Some schemes submitted to NIST make use of SHA512 for hashing. We've experimented with assembly-optimised SHA512, but found that the speed-up achievable with this compared to the C implementation from SUPERCOP is negligible when compiled using arm-none-eabi-gcc-8.2.0. For older compiler versions (e.g. 5.4.1) hand-optimised assembly implementations were significantly faster. We've therefore decided to only include a C version of SHA512. The available functions are:

int crypto_hash_sha512(unsigned char *out,const unsigned char *in,unsigned long long inlen);

Implementations can make use of this by including crypto_hash_sha512.h.

Bibliography

When referring to this framework in academic literature, please consider using the following bibTeX excerpt:

@misc{PQM4,
  title = {{PQM4}: Post-quantum crypto library for the {ARM} {Cortex-M4}},
  author = {Matthias J. Kannwischer and Joost Rijneveld and Peter Schwabe and Ko Stoffelen},
  note = {\url{https://github.com/mupq/pqm4}}
}

License

Different parts of pqm4 have different licenses.
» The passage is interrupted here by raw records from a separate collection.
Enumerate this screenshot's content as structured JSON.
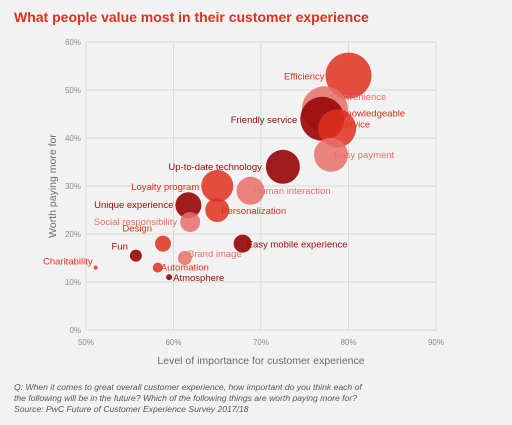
{
  "title": "What people value most in their customer experience",
  "note": [
    "Q: When it comes to great overall customer experience, how important do you think each of",
    "the following will be in the future? Which of the following things are worth paying more for?",
    "Source: PwC Future of Customer Experience Survey 2017/18"
  ],
  "colors": {
    "dark": "#9a0a0a",
    "red": "#e0301e",
    "light": "#e8706a",
    "title": "#e0301e"
  },
  "chart_data": {
    "type": "scatter",
    "title": "What people value most in their customer experience",
    "xlabel": "Level of importance for customer experience",
    "ylabel": "Worth paying more for",
    "xlim": [
      50,
      90
    ],
    "ylim": [
      0,
      60
    ],
    "xticks": [
      "50%",
      "60%",
      "70%",
      "80%",
      "90%"
    ],
    "yticks": [
      "0%",
      "10%",
      "20%",
      "30%",
      "40%",
      "50%",
      "60%"
    ],
    "grid": true,
    "points": [
      {
        "label": "Efficiency",
        "x": 80.0,
        "y": 53,
        "size": 23,
        "color": "red"
      },
      {
        "label": "Convenience",
        "x": 77.3,
        "y": 46,
        "size": 23,
        "color": "light"
      },
      {
        "label": "Friendly service",
        "x": 77.0,
        "y": 44,
        "size": 22,
        "color": "dark"
      },
      {
        "label": "Knowledgeable\nservice",
        "x": 78.7,
        "y": 42,
        "size": 19,
        "color": "red"
      },
      {
        "label": "Easy payment",
        "x": 78.0,
        "y": 36.5,
        "size": 17,
        "color": "light"
      },
      {
        "label": "Up-to-date technology",
        "x": 72.5,
        "y": 34,
        "size": 17,
        "color": "dark"
      },
      {
        "label": "Human interaction",
        "x": 68.8,
        "y": 29,
        "size": 14,
        "color": "light"
      },
      {
        "label": "Loyalty program",
        "x": 65.0,
        "y": 30,
        "size": 16,
        "color": "red"
      },
      {
        "label": "Unique experience",
        "x": 61.7,
        "y": 26,
        "size": 13,
        "color": "dark"
      },
      {
        "label": "Personalization",
        "x": 65.0,
        "y": 25,
        "size": 12,
        "color": "red"
      },
      {
        "label": "Social responsibility",
        "x": 61.9,
        "y": 22.5,
        "size": 10,
        "color": "light"
      },
      {
        "label": "Design",
        "x": 58.8,
        "y": 18,
        "size": 8,
        "color": "red"
      },
      {
        "label": "Easy mobile experience",
        "x": 67.9,
        "y": 18,
        "size": 9,
        "color": "dark"
      },
      {
        "label": "Fun",
        "x": 55.7,
        "y": 15.5,
        "size": 6,
        "color": "dark"
      },
      {
        "label": "Brand image",
        "x": 61.3,
        "y": 15,
        "size": 7,
        "color": "light"
      },
      {
        "label": "Charitability",
        "x": 51.1,
        "y": 13,
        "size": 2,
        "color": "red"
      },
      {
        "label": "Automation",
        "x": 58.2,
        "y": 13,
        "size": 5,
        "color": "red"
      },
      {
        "label": "Atmosphere",
        "x": 59.5,
        "y": 11,
        "size": 3,
        "color": "dark"
      }
    ]
  }
}
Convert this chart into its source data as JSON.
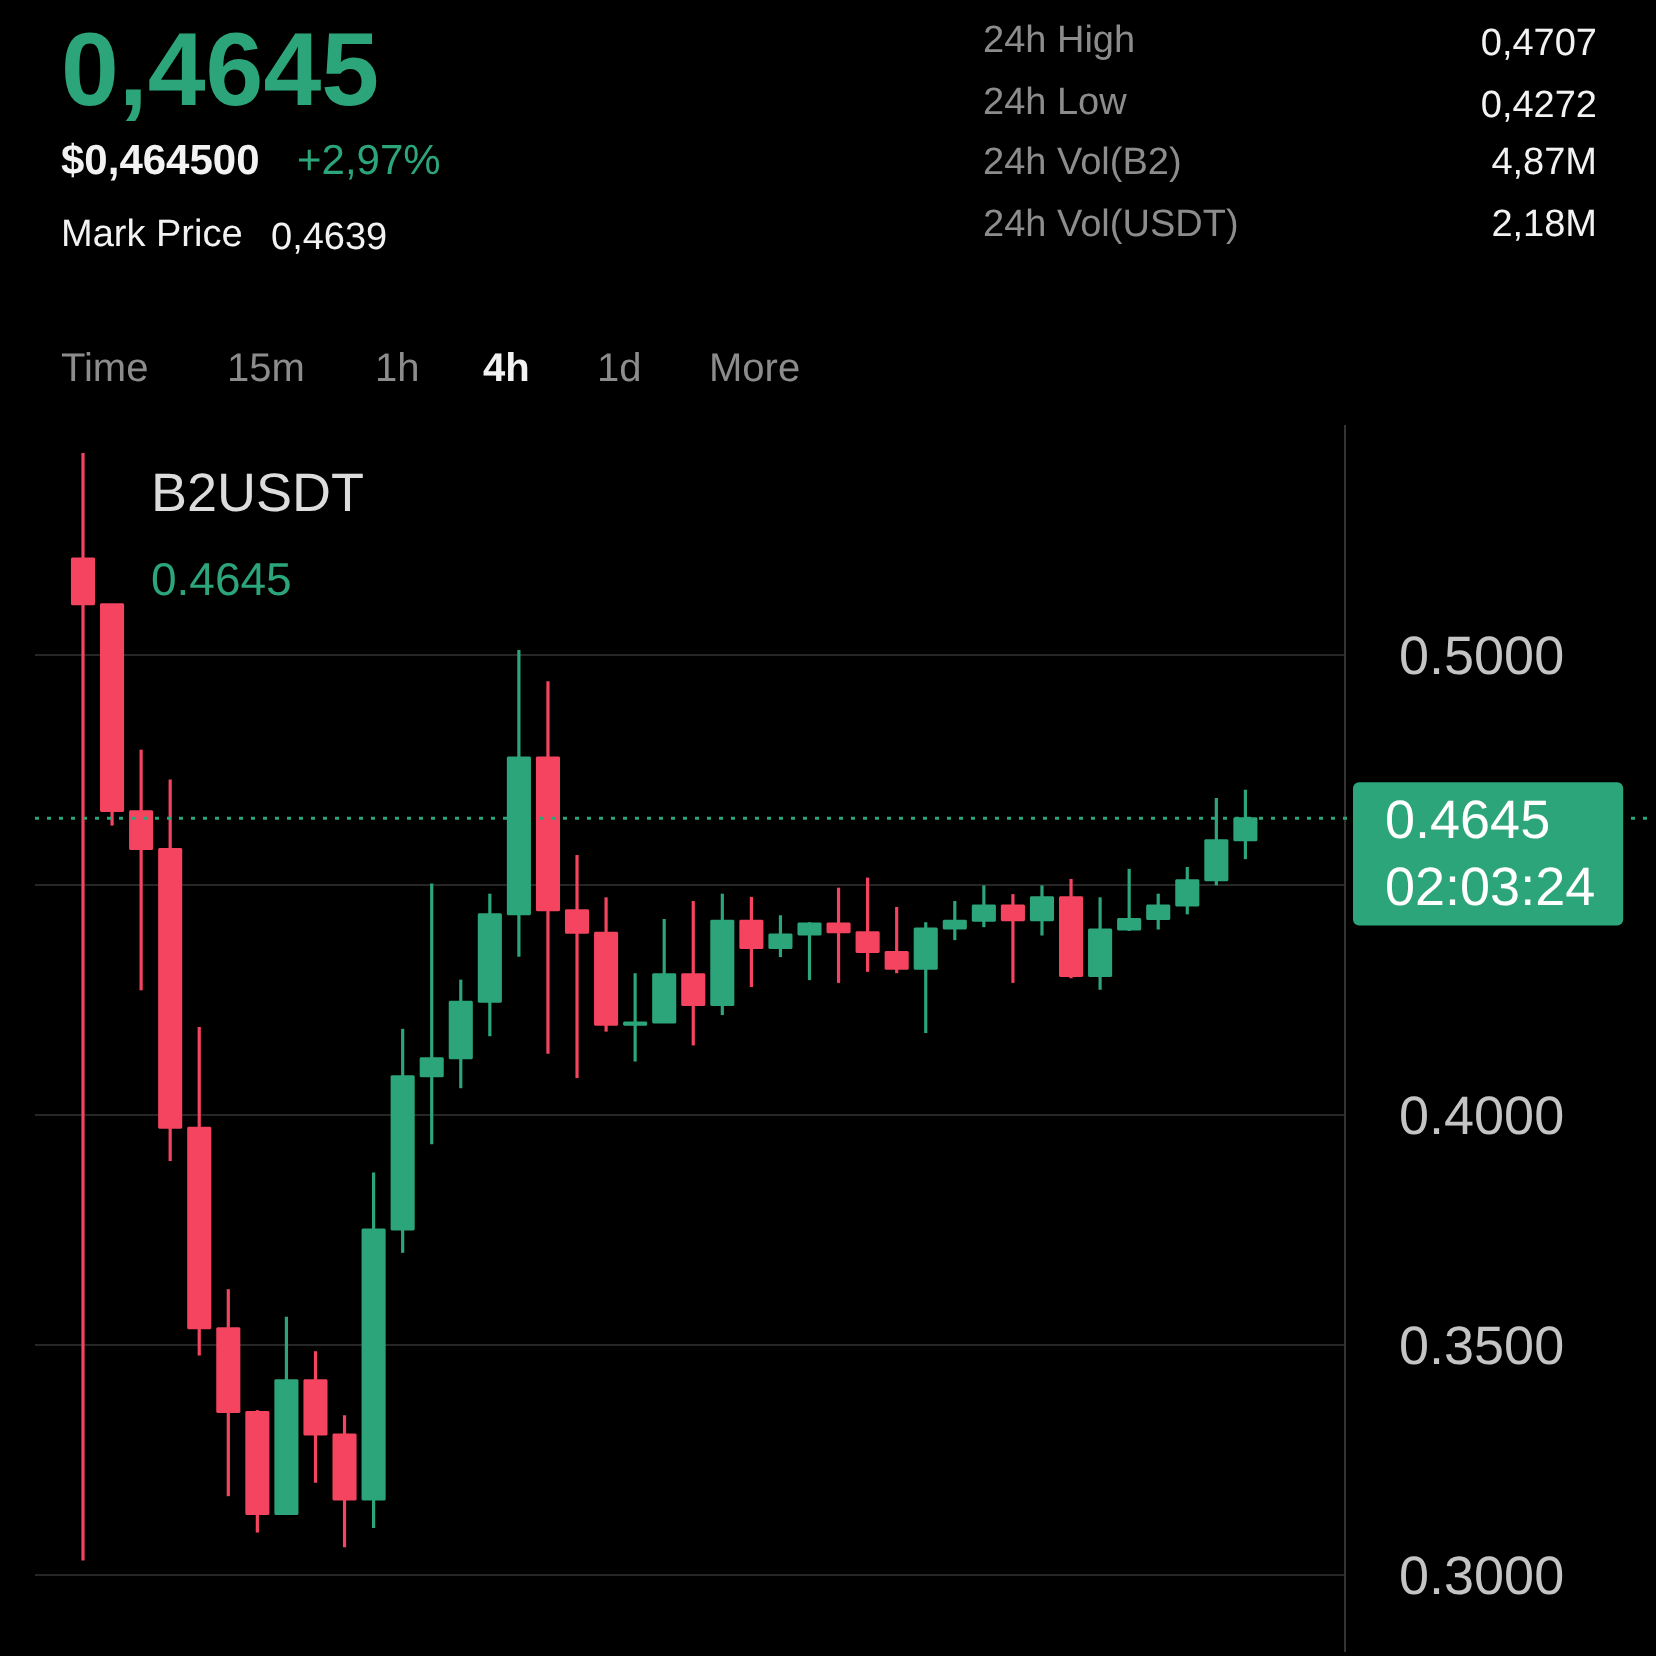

Specifically,

  • the files under common/ are in the public domain;
  • the files under crypto_kem/frodo640-cshake/ are under MIT License;
  • the files under crypto_kem/kyber768/ are in the public domain;
  • the files under crypto_kem/newhope1024cca/ are in the public domain;
  • the files under crypto_kem/ntruhrss701/ are in the public domain;
  • the files under crypto_kem/sikep751/ are under MIT License;
  • the files under crypto_kem/sntrup4591761/ are in the public domain;
  • the files under crypto_sign/dilithium/ are in the public domain;
  • the files under crypto_sign/qTesla-I/ are in the public domain;
  • the files under crypto_sign/qTesla-III-size/ are in the public domain;
  • the files under crypto_sign/qTesla-III-speed/ are in the public domain;
  • the files under crypto_sign/sphincs-shake256-128s/ are in the public domain;
  • the files under hostside/ are in the public domain;
  • the files under the submodule directory libopencm3/ are under LGPL3;
  • the files speed.c, stack.c, test.c, testvectors.c, and testvectors-host.c in crypto_kem/ are in the public domain;
  • the files speed.c, stack.c, test.c, testvectors.c, and testvectors-host.c in crypto_sign/ are in the public domain; and
  • the files benchmarks.py, benchmarks_to_md.py, Makefile, README.md, test.py, testvectors.py, and utils.py are in the public domain.